May 3, 2007 By Lucy Odling-Smee This article courtesy of Nature News.

Road map points the way to untouched wilderness.

A new type of road map, which highlights roadless areas by showing them as mountain peaks, could prove a valuable aid to conservationists — or even to hikers searching for remote corners of the globe.

Researchers can calculate a useful metric called 'roadless volume' from the peaks, which reflects the extent to which a given landscape is carved up by tarmac roads. It's novel in that it measures "the holes in the road network instead of the road network itself," says Raymond Watts of the US Geological Survey in Fort Collins, Colorado, lead author of the study, which is published in this week's Science1.

Although the myriad effects of roads on the environment are still being determined, the results of numerous studies indicate that their impact is substantial and invariably negative. Animals such as amphibians, for example, can't cross dry, hot tarmac, so roads chop their habitat into ever-smaller fragments. Roads also transport chemical contaminants and foreign species into ecosystems.

For it to usefully inform policy decisions, however, conservationists need a 'road metric' that properly reflects these damaging effects.

Short cut

There are many problems with commonly used road metrics, says Watts. For example, most metrics don't tell you whether a road cuts straight through a particular area or goes around it: in the latter case its harmful effects may be much less.

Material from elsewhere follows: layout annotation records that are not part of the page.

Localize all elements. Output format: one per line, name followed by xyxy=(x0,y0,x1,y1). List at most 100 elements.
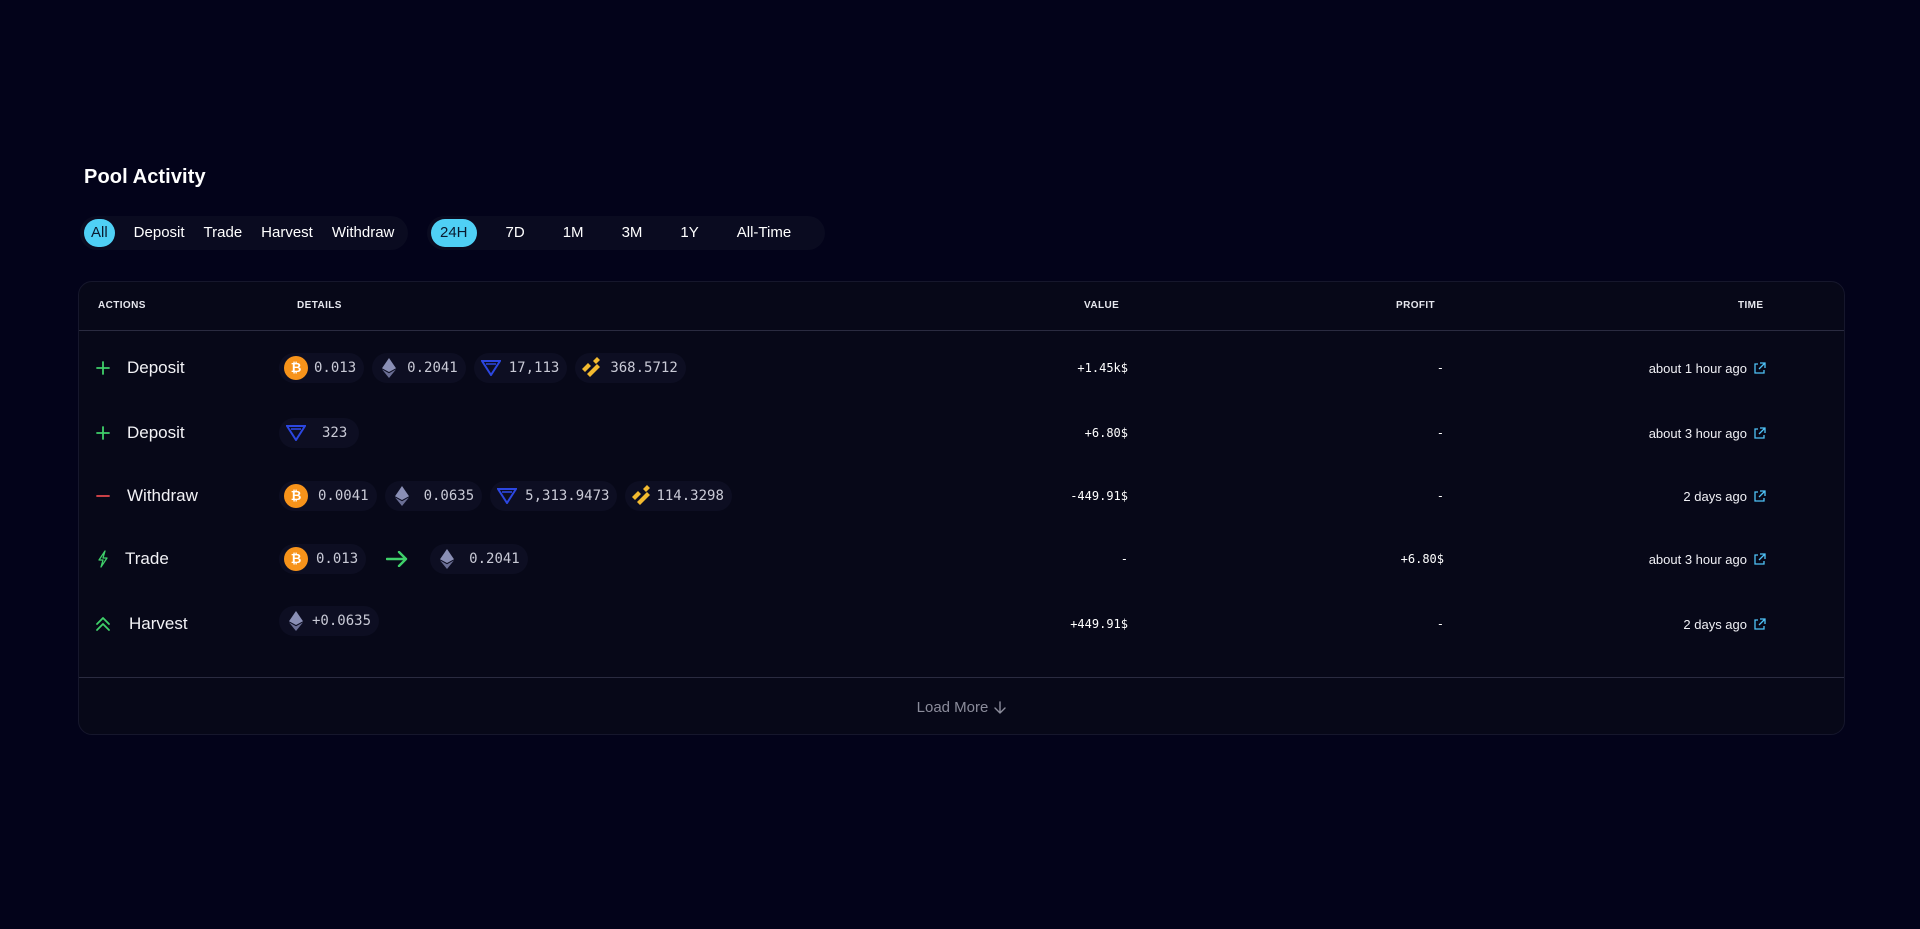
token-chip: 323 xyxy=(279,418,360,448)
action-label: Trade xyxy=(125,549,169,568)
token-amount: 0.013 xyxy=(314,360,357,376)
period-1m[interactable]: 1M xyxy=(554,219,593,247)
page-title: Pool Activity xyxy=(84,166,206,188)
time-cell: 2 days ago xyxy=(1683,476,1766,516)
token-chip: 17,113 xyxy=(473,353,568,383)
load-more-button[interactable]: Load More xyxy=(917,699,1007,716)
details-cell: +0.0635 xyxy=(279,601,387,641)
value-cell: +6.80$ xyxy=(1084,426,1128,440)
token-amount: 17,113 xyxy=(508,360,560,376)
binance-icon xyxy=(630,484,654,508)
ethereum-icon xyxy=(377,356,401,380)
profit-cell: +6.80$ xyxy=(1400,552,1444,566)
profit-cell: - xyxy=(1436,361,1444,375)
details-cell: 323 xyxy=(279,413,367,453)
action-filter-group: All Deposit Trade Harvest Withdraw xyxy=(80,216,408,250)
action-label: Deposit xyxy=(127,358,185,377)
time-label: about 3 hour ago xyxy=(1648,551,1747,567)
filter-harvest[interactable]: Harvest xyxy=(254,219,320,247)
ethereum-icon xyxy=(390,484,414,508)
triangle-token-icon xyxy=(495,484,519,508)
table-row: Harvest +0.0635 +449.91$ - 2 days ago xyxy=(79,604,1844,644)
period-7d[interactable]: 7D xyxy=(497,219,534,247)
profit-cell: - xyxy=(1436,426,1444,440)
profit-cell: - xyxy=(1436,617,1444,631)
value-cell: +449.91$ xyxy=(1070,617,1128,631)
token-amount: 323 xyxy=(322,425,348,441)
table-row: Deposit ₿ 0.013 0.2041 17,113 368.5712 +… xyxy=(79,348,1844,388)
time-label: about 1 hour ago xyxy=(1648,360,1747,376)
binance-icon xyxy=(580,356,604,380)
time-cell: about 1 hour ago xyxy=(1649,348,1766,388)
external-link-icon[interactable] xyxy=(1753,617,1766,631)
time-label: about 3 hour ago xyxy=(1648,425,1747,441)
activity-table: ACTIONS DETAILS VALUE PROFIT TIME Deposi… xyxy=(78,281,1845,735)
value-cell: +1.45k$ xyxy=(1077,361,1128,375)
token-amount: 5,313.9473 xyxy=(525,488,610,504)
external-link-icon[interactable] xyxy=(1753,489,1766,503)
table-footer: Load More xyxy=(79,677,1844,734)
action-label: Harvest xyxy=(129,614,188,633)
token-chip: 5,313.9473 xyxy=(490,481,618,511)
token-amount: 368.5712 xyxy=(610,360,678,376)
bitcoin-icon: ₿ xyxy=(284,356,308,380)
external-link-icon[interactable] xyxy=(1753,552,1766,566)
time-cell: about 3 hour ago xyxy=(1649,539,1766,579)
header-details: DETAILS xyxy=(297,300,342,311)
period-1y[interactable]: 1Y xyxy=(671,219,707,247)
pool-activity-page: Pool Activity All Deposit Trade Harvest … xyxy=(0,0,1920,929)
token-chip: +0.0635 xyxy=(279,606,380,636)
bitcoin-icon: ₿ xyxy=(284,484,308,508)
filter-all[interactable]: All xyxy=(84,219,115,247)
time-label: 2 days ago xyxy=(1683,488,1747,504)
token-amount: +0.0635 xyxy=(312,613,372,629)
token-chip: ₿ 0.013 xyxy=(279,353,365,383)
action-cell: Withdraw xyxy=(93,476,198,516)
action-label: Deposit xyxy=(127,423,185,442)
plus-icon xyxy=(93,358,113,378)
filter-deposit[interactable]: Deposit xyxy=(127,219,192,247)
header-actions: ACTIONS xyxy=(98,300,146,311)
period-24h[interactable]: 24H xyxy=(431,219,477,247)
header-value: VALUE xyxy=(1084,300,1120,311)
header-time: TIME xyxy=(1738,300,1764,311)
lightning-icon xyxy=(93,549,113,569)
period-filter-group: 24H 7D 1M 3M 1Y All-Time xyxy=(427,216,825,250)
table-row: Withdraw ₿ 0.0041 0.0635 5,313.9473 114.… xyxy=(79,476,1844,516)
table-row: Trade ₿ 0.013 0.2041 - +6.80$ about 3 ho… xyxy=(79,539,1844,579)
period-3m[interactable]: 3M xyxy=(613,219,652,247)
filter-trade[interactable]: Trade xyxy=(197,219,250,247)
token-amount: 0.013 xyxy=(316,551,359,567)
token-chip: 114.3298 xyxy=(625,481,732,511)
ethereum-icon xyxy=(284,609,308,633)
value-cell: - xyxy=(1120,552,1128,566)
token-amount: 0.2041 xyxy=(469,551,520,567)
time-label: 2 days ago xyxy=(1683,616,1747,632)
header-profit: PROFIT xyxy=(1396,300,1436,311)
arrow-right-icon xyxy=(386,551,408,567)
time-cell: about 3 hour ago xyxy=(1649,413,1766,453)
minus-icon xyxy=(93,486,113,506)
arrow-down-icon xyxy=(994,700,1007,714)
external-link-icon[interactable] xyxy=(1753,426,1766,440)
token-amount: 0.0635 xyxy=(423,488,475,504)
token-chip: 0.0635 xyxy=(384,481,483,511)
action-cell: Deposit xyxy=(93,413,185,453)
details-cell: ₿ 0.013 0.2041 17,113 368.5712 xyxy=(279,348,694,388)
action-cell: Trade xyxy=(93,539,169,579)
token-amount: 114.3298 xyxy=(656,488,724,504)
token-amount: 0.0041 xyxy=(318,488,369,504)
action-cell: Harvest xyxy=(93,604,188,644)
period-all-time[interactable]: All-Time xyxy=(728,219,800,247)
token-chip: ₿ 0.013 xyxy=(279,544,367,574)
token-chip: 0.2041 xyxy=(372,353,466,383)
external-link-icon[interactable] xyxy=(1753,361,1766,375)
table-header: ACTIONS DETAILS VALUE PROFIT TIME xyxy=(79,282,1844,331)
plus-icon xyxy=(93,423,113,443)
table-row: Deposit 323 +6.80$ - about 3 hour ago xyxy=(79,413,1844,453)
action-label: Withdraw xyxy=(127,486,198,505)
token-amount: 0.2041 xyxy=(407,360,458,376)
filter-withdraw[interactable]: Withdraw xyxy=(325,219,402,247)
details-cell: ₿ 0.0041 0.0635 5,313.9473 114.3298 xyxy=(279,476,740,516)
action-cell: Deposit xyxy=(93,348,185,388)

Using digital maps, Watts and his team divided up the United States into about 10 billion squares, each measuring 30 metres across. For the corners of each square, they worked out the distance to the nearest road. This was then mapped as an 'elevation'. The higher the 'peak' in the computerized terrain, the greater the distance between that point and the nearest road.

If a new road cuts straight through the middle of an area of parkland it dramatically alters the peak on such a map. But if a new road runs close to an old one, a much smaller piece of the computer-generated hill is shaved off.

The volume beneath the terrain equals the 'roadless volume'. By dividing the average measure of this for each county by population, Watts and his colleagues generated a map of roadless volume per capita — a picture of user pressure on roads throughout the United States. The county with the worst record (the lowest per-capita roadless volume) was found to be Kings County in New York, with about 4,000 cubic metres per person.

Traffic report

Kent Cavender-Bares of the H. John Heinz III Center for Science, Economics and the Environment in Washington DC, who works on developing indicators to reflect the state of the environment, says Watts and his colleagues have come up with a "very elegant metric".

But, adds Cavender-Bares, it doesn't capture all the important information. He would like to see the team expand the method to take into account, for example, different traffic volumes on different types of road.

Whether or not the roadless volume metric proves useful globally will depend to a large extent on the availability and quality of road maps. "Any analysis like this one will only be as good as the underlying database," says Cavender-Bares. "I'd love to see this work stimulate a concerted effort to produce a world database on roads."

References

  1. Watts R. D., et al. Science, 316 . 736 - 738 (2007).